RESULTS: 19 treatment-naïve patients were included in this analysis as part of an ongoing study. Patient and tumor characteristics are listed in Table 1. While all patients had ER positivity >90% by immunohistochemistry (IHC), we observed varying FES avidity in ER+ breast cancers, with 14 FES avid and 5 non-FES avid lesions. There was a statistically significant difference between FES avid vs. non-avid lesions measured by all uptake metrics except BPU. FES uptake in invasive ductal carcinoma was similar to invasive lobular carcinoma. FES uptake correlated with tumor size, with the highest correlation ρ = 0.58, 95% CI (0.17, 0.84), p=0.012, detected in TUV. FES uptake was associated with Ki67, with all uptake metrics except BPU showing a statistically significant difference between high and low Ki67 expression..

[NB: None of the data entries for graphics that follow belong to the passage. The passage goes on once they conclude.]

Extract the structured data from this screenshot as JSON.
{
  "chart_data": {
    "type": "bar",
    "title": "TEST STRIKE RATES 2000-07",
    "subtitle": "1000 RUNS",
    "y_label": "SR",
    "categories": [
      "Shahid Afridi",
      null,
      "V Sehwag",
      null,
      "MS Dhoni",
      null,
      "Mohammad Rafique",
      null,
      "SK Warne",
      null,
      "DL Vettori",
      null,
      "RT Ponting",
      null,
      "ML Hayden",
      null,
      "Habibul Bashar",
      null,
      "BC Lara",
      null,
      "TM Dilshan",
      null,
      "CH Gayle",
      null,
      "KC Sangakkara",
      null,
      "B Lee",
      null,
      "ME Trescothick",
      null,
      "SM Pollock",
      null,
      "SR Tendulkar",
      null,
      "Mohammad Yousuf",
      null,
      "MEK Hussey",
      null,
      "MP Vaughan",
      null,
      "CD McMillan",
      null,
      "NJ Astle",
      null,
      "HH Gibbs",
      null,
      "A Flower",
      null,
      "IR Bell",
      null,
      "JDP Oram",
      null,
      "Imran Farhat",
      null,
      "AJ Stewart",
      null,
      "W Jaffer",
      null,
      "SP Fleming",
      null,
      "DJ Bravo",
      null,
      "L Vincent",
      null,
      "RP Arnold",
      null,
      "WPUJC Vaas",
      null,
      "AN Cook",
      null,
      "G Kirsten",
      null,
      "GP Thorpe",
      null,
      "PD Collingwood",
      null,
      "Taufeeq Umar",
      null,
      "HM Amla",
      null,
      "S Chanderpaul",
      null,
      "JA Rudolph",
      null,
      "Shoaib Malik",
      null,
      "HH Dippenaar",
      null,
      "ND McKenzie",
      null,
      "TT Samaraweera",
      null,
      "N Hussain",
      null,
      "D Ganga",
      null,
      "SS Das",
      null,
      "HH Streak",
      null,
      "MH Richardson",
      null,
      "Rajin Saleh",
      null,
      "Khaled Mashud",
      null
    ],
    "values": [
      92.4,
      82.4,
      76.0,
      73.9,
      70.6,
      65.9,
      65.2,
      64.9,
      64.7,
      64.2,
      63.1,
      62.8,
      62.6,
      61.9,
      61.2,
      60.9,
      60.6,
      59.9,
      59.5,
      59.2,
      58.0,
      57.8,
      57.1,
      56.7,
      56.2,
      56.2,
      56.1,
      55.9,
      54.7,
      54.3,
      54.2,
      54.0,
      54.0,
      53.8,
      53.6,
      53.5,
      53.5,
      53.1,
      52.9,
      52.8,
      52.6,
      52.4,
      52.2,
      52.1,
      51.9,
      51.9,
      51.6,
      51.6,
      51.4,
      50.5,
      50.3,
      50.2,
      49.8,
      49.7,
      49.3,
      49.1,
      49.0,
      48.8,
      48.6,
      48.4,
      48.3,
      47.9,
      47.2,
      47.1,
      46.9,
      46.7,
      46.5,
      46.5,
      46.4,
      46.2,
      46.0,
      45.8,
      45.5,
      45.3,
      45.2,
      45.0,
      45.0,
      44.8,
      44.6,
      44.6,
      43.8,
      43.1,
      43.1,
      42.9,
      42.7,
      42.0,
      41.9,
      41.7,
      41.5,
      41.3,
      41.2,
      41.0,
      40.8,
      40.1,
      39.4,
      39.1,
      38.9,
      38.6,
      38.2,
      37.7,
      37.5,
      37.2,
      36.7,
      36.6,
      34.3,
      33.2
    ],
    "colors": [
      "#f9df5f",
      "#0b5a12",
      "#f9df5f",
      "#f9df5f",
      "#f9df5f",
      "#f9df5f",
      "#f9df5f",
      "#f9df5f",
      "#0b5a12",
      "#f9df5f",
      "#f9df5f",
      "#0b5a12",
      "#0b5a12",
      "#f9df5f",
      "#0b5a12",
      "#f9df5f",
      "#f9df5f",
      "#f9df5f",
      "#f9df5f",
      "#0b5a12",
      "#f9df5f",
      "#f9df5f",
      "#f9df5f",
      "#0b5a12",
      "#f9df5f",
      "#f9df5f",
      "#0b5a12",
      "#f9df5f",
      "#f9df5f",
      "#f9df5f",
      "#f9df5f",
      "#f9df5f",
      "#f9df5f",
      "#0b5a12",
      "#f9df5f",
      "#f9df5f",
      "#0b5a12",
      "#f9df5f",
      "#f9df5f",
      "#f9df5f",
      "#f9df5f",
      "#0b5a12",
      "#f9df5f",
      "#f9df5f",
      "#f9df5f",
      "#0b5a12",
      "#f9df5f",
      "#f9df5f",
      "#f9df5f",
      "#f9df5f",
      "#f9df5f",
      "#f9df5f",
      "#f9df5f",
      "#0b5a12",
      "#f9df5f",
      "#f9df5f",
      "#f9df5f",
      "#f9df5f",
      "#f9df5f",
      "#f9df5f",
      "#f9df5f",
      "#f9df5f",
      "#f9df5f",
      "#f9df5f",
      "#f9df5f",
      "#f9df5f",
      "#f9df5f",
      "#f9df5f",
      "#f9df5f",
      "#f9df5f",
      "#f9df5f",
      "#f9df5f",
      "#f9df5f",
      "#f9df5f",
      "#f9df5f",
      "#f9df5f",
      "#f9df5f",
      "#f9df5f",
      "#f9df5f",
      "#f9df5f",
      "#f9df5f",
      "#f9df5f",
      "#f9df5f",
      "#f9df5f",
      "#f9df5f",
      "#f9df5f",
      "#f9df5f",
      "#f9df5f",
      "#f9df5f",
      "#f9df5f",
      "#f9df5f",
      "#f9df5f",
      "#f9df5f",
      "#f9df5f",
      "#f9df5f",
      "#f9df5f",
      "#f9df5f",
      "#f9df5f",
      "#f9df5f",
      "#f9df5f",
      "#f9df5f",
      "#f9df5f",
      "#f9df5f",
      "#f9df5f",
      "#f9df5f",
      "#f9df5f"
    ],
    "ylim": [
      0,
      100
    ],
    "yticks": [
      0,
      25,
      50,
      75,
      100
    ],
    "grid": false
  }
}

CONCLUSION: We found that not all lesions that were highly ER+ by IHC were FES avid. FES-dbPET captures information from the entire tumor, providing a more comprehensive assessment of functional ER status than IHC of a limited tumor sample. Moreover, FES uptake correlates with tumor size and cell proliferation. This is an ongoing study; additional data may help to guide endocrine therapy decisions. Future studies with a larger cohort are planned to assess the relationship between FES uptake and tumor grade and molecular risk profiles.